Sans chercher plus loin des exemples, le Réseau O’Globo, la chaîne de médias du Brésil la plus influente et la plus puissante augmentée et renforcée sous la protection de la dictature a récemment admis qu’il a utilisé des informations « imprécises » pour couvrir la soi-disant existence de comptes off shore au nom de Lula da Silva et de Dilma Rousseff pour recevoir l’argent de pots-de-vin.
Ni O’Globo ni les procureurs qui ont mené l’enquête n’ont présenté une seule preuve pour soutenir les accusations contre les 2 ex présidents : un mensonge dans toute sa splendeur utilisé comme arme politique reproduit jusqu’à plus soif et dans une mauvaise intention par les médias hégémoniques à l’intérieur et hors du Brésil qui a donné des prétentions et des « arguments » au honteux procès de destitution contre Rousseff. Tel est le modus operandi de l’offensive de restauration.

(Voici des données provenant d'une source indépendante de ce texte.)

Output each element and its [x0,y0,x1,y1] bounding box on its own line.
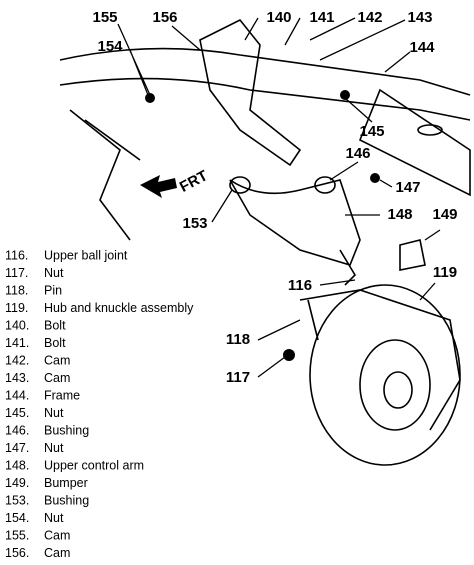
callout-label: 145 [359,123,384,140]
callout-label: 143 [407,9,432,26]
callout-label: 153 [182,215,207,232]
callout-label: 117 [226,369,250,386]
legend: 116. Upper ball joint 117. Nut 118. Pin 119. Hu… [5,248,194,560]
legend-name: Upper control arm [44,458,144,472]
callout-label: 154 [97,38,123,55]
direction-label: FRT [177,167,211,196]
legend-name: Bolt [44,336,66,350]
callout-label: 116 [288,277,312,294]
callout-label: 155 [92,9,117,26]
legend-name: Nut [44,406,64,420]
illustration [59,18,471,466]
legend-number: 147. [5,441,29,455]
legend-name: Bolt [44,318,66,332]
callout-label: 146 [345,145,370,162]
legend-number: 142. [5,353,29,367]
direction-arrow [140,175,177,198]
callouts: 155 156 140 141 142 143 144 154 145 146 147 148 149 1… [92,9,457,386]
legend-number: 143. [5,371,29,385]
callout-label: 142 [357,9,382,26]
legend-number: 140. [5,318,29,332]
callout-label: 118 [226,331,250,348]
legend-number: 148. [5,458,29,472]
legend-number: 149. [5,476,29,490]
legend-number: 156. [5,546,29,560]
legend-name: Cam [44,546,70,560]
legend-number: 144. [5,388,29,402]
callout-label: 141 [309,9,334,26]
legend-name: Cam [44,353,70,367]
legend-name: Hub and knuckle assembly [44,301,194,315]
legend-name: Bushing [44,493,89,507]
legend-number: 141. [5,336,29,350]
callout-label: 156 [152,9,177,26]
leader-lines [117,17,441,378]
callout-label: 140 [266,9,291,26]
callout-label: 147 [395,179,420,196]
callout-label: 148 [387,206,412,223]
legend-number: 116. [5,248,28,262]
legend-name: Frame [44,388,80,402]
legend-number: 155. [5,528,29,542]
legend-name: Pin [44,283,62,297]
legend-name: Bushing [44,423,89,437]
legend-name: Nut [44,441,64,455]
callout-label: 144 [409,39,435,56]
callout-label: 119 [433,264,457,281]
legend-name: Nut [44,511,64,525]
callout-label: 149 [432,206,457,223]
legend-name: Cam [44,371,70,385]
legend-name: Bumper [44,476,88,490]
legend-number: 117. [5,266,28,280]
legend-number: 154. [5,511,29,525]
legend-number: 146. [5,423,29,437]
legend-name: Upper ball joint [44,248,128,262]
legend-name: Cam [44,528,70,542]
legend-number: 145. [5,406,29,420]
legend-number: 119. [5,301,28,315]
legend-number: 118. [5,283,28,297]
legend-name: Nut [44,266,64,280]
legend-number: 153. [5,493,29,507]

La coordination mafieuse entre les groupes de médias – ou organisés en cartels – et ce qu’on appelle le parti judiciaire qui n’est rien d’autre que la récupération par la droite de l’un des pouvoirs clefs de la structure républicaine appelé à être le garant du respect des conditions minimales qui rendent viable la coexistence en société se révèle être l’un des principaux dangers pour la construction de démocraties réelles, profondes et pleines et non des artifices fonctionnels des élites et de leurs alliés comme cela a été la triste tradition dans une grande majorité de nos pays. Les risques que nous affrontons ne sont pas rien.
Comme l’explique bien le journaliste Martín Granovsky, « l’itinéraire de la justice et la dénonciation journalistique en tant que pouvoir moral supérieur » font partie du bélier utilisé pour « produire le pire de la démocratie qui est de la laisser à la charge des chefs d’entreprises déguisés en bienfaiteurs publics. »
Comment les gauches affrontent-elles cette alliance ? Quelle sorte de démocraties peut-elle se construire sous la tutelle des partis médiatiques et judiciaires ? Les processus de changement qui ne se proposent pas de disputer l’hégémonie culturelle et d’affronter directement les pouvoirs factuels sont-ils viables ? Un projet émancipateur peut-il coexister avec la présence d’acteurs de ces pouvoirs factuels intégrés au sein des institutions de l’Etat ?
C’est un débat que nous ne pouvons pas oublier si nous voulons laisser définitivement derrière nous la farce des démocraties contrôlées dans l’ombre : en particulier maintenant, quand augmentent les engrenages d’une offensive de restauration dont la continuité politique s’accompagne de points d’interrogation et qui – comme plusieurs intellectuels l’ont dit – dans le cas du Brésil, pourrait ouvrir des fissures dangereuses pour une nouvelle irruption de l’armée comme élément agissant de la vie politique dans notre Amérique.